A number of the larger carp were weighed and at least two passed the 40lb mark with 10 more in excess of 35lbs. It was impossible to count the massive head of 30lbs+ carp. As usual, the catfish were a real handful to manage on the day and we returned 20 large specimens from 50 to 100lbs with loads in the 80lbs- 90lbs bracket. We also returned a very healthy population of roach, a few pike and zander but found no cray fish or poisson chat as expected.

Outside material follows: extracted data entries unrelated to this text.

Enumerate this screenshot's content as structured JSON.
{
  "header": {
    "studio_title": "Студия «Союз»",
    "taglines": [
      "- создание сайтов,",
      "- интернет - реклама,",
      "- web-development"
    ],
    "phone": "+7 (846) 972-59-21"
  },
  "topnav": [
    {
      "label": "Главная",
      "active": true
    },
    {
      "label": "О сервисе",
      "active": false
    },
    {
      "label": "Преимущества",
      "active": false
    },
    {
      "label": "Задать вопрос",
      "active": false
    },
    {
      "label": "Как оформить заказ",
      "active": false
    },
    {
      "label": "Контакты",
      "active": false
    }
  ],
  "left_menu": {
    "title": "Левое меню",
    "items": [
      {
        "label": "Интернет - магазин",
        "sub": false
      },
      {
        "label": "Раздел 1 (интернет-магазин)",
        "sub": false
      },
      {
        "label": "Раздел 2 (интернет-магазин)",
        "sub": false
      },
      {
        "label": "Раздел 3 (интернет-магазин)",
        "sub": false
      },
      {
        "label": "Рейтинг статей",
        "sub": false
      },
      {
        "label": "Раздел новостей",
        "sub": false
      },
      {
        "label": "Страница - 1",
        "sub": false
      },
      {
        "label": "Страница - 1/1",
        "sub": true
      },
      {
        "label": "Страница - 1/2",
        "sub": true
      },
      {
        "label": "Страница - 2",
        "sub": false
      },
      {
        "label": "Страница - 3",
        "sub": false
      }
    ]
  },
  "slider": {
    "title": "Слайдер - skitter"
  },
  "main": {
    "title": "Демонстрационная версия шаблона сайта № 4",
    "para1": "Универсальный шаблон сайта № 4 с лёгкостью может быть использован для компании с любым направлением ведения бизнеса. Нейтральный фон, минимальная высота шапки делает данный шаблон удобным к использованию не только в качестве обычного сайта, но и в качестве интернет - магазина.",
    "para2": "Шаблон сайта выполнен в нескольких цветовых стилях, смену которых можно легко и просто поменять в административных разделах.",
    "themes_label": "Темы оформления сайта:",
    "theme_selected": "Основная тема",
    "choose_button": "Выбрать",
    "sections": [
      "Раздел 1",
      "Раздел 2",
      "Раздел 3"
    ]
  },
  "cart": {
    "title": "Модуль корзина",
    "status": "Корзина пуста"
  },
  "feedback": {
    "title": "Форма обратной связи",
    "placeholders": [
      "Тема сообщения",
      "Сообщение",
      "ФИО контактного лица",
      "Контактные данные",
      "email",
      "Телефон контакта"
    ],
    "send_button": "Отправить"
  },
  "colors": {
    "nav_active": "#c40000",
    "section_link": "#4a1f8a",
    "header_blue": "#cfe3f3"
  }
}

As our visitors who came to Beausoleil in the summer and autumn last year know, we had a real explosion in the population of baby carp. On the one hand, it was a very positive sign that we had such a successful spawning as it means the carp responded very well to the massive de-silting project from 2 years ago. They did make the fishing difficult last year though and we were very relieved to see them removed. All the baby carp have gone to new homes in the local area and the very best will be grown on for us with a view to re-introducing them in the future.
Catfish breed prolifically and left to their own devices can quickly overrun a lake so we also removed all the baby catfish that we did not manage to catch during the year with our Fyke net.
We are now awaiting the arrival of another group of eight virgin Czech Royale carp. These carp will range in size from 29 to 35lbs and we look forward to seeing them proudly held up for the camera by our guests this year.
As usual the main focus of the work we do in the winter is about improving the quality of the environment for our stock of beautiful specimen fish. We continue to manage the grounds around the lake and in particular the poplars to minimise the leaf fall in the water as they acidify the water. Ideally carp need slightly alkaline water to do well and the removal of poplars helps us achieve this. Our crack team of local arborists did a fantastic job and prevented all cut branches from falling into the lake.
Liming is a great way of accelerating the breakdown of decaying leaf matter. It also sterilises the lake bottom, killing various pathogens which would otherwise be released into the water come the spring. These pathogens are responsible for the premature death of carp which we wish to avoid at all costs. Liming the margins that are exposed while the lake is empty is a very effective method and one we’ll continue to use annually. Once the lake has refilled, further liming treatments are applied to the water’s surface from the boat.